Data minimization (DM) describes the principle of collecting only the data
strictly necessary for a given task. It is a foundational principle across
major data protection regulations like GDPR and CPRA. Violations of this
principle have substantial real-world consequences, with regulatory actions
resulting in fines reaching hundreds of millions of dollars. Notably, the
relevance of data minimization is particularly pronounced in machine learning
(ML) applications, which typically rely on large datasets, resulting in an
emerging research area known as Data Minimization in Machine Learning (DMML).
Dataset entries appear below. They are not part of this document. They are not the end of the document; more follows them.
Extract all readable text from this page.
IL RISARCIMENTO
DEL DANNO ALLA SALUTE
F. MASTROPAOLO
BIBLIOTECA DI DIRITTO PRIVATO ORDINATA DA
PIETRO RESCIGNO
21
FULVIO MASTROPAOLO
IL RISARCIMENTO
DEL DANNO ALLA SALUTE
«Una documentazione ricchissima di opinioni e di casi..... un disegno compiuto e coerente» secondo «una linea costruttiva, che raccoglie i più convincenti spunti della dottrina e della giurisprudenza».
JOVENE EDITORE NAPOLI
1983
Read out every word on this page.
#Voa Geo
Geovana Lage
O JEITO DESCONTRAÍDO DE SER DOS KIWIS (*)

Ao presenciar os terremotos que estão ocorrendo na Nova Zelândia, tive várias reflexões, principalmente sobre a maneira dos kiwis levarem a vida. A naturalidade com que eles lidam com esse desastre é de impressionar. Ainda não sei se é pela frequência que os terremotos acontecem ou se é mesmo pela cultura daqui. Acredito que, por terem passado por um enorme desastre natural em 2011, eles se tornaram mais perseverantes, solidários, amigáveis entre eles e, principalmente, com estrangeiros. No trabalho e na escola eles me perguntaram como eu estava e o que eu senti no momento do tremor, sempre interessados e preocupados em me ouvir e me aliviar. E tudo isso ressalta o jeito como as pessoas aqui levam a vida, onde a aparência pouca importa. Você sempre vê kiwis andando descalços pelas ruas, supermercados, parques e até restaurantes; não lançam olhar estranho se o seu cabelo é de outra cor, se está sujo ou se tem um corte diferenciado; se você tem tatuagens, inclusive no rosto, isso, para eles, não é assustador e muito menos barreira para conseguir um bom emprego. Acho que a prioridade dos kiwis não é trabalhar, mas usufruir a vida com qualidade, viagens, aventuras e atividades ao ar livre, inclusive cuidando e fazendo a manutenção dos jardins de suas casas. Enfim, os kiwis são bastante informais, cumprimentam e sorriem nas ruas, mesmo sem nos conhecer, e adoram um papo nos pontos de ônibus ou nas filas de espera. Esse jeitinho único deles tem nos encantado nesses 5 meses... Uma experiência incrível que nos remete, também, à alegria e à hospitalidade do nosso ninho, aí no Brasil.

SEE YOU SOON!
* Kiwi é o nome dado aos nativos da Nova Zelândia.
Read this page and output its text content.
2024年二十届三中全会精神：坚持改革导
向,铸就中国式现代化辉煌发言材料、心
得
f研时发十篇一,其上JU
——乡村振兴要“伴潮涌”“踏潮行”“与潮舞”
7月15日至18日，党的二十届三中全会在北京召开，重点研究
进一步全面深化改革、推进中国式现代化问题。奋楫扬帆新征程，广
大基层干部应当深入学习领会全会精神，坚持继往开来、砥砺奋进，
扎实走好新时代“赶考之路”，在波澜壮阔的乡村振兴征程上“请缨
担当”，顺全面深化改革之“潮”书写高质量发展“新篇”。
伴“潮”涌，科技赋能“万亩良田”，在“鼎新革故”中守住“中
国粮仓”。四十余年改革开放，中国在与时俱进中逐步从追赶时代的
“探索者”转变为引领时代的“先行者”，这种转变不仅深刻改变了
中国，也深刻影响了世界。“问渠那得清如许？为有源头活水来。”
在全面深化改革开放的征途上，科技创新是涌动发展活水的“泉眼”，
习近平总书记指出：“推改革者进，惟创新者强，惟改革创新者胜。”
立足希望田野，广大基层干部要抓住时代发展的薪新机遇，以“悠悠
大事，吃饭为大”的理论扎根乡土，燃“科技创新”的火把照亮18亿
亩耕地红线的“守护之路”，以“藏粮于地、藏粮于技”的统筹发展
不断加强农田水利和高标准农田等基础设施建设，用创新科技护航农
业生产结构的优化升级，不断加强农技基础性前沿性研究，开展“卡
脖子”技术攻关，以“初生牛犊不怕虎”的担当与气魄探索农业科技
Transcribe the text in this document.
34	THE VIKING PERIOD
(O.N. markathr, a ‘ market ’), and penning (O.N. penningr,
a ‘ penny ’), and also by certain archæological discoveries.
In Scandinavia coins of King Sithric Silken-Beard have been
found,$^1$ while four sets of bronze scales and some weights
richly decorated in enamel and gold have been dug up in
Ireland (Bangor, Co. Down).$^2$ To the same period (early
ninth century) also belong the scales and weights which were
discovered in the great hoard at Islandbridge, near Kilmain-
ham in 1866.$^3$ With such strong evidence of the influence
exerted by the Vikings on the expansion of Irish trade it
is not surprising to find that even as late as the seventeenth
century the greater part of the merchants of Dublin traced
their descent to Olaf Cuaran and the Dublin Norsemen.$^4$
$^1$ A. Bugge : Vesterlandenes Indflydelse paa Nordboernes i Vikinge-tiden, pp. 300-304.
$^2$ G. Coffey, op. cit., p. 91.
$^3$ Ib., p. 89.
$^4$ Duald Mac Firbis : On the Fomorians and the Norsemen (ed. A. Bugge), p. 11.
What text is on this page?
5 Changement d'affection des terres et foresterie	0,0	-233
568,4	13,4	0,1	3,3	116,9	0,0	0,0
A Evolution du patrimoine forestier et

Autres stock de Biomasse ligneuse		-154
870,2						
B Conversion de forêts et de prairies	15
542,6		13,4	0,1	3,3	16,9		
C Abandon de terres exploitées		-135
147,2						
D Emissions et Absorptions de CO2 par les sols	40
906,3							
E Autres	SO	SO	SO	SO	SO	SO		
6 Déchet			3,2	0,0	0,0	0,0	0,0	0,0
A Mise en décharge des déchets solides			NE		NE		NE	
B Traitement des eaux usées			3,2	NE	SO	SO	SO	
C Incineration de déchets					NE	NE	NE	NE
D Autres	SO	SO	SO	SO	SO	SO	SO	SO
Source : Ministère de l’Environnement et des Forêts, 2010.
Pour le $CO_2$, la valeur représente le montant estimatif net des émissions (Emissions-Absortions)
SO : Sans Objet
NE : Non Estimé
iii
At the same time, existing work on other ML privacy and security topics often
addresses concerns relevant to DMML without explicitly acknowledging the
connection. This disconnect leads to confusion among practitioners,
complicating their efforts to implement DM principles and interpret the
terminology, metrics, and evaluation criteria used across different research
communities. To address this gap, our work introduces a comprehensive framework
for DMML, including a unified data pipeline, adversaries, and points of
minimization. This framework allows us to systematically review the literature
on data minimization and \emph{DM-adjacent} methodologies, for the first time
presenting a structured overview designed to help practitioners and researchers
effectively apply DM principles. Our work facilitates a unified DM-centric
understanding and broader adoption of data minimization strategies in AI/ML.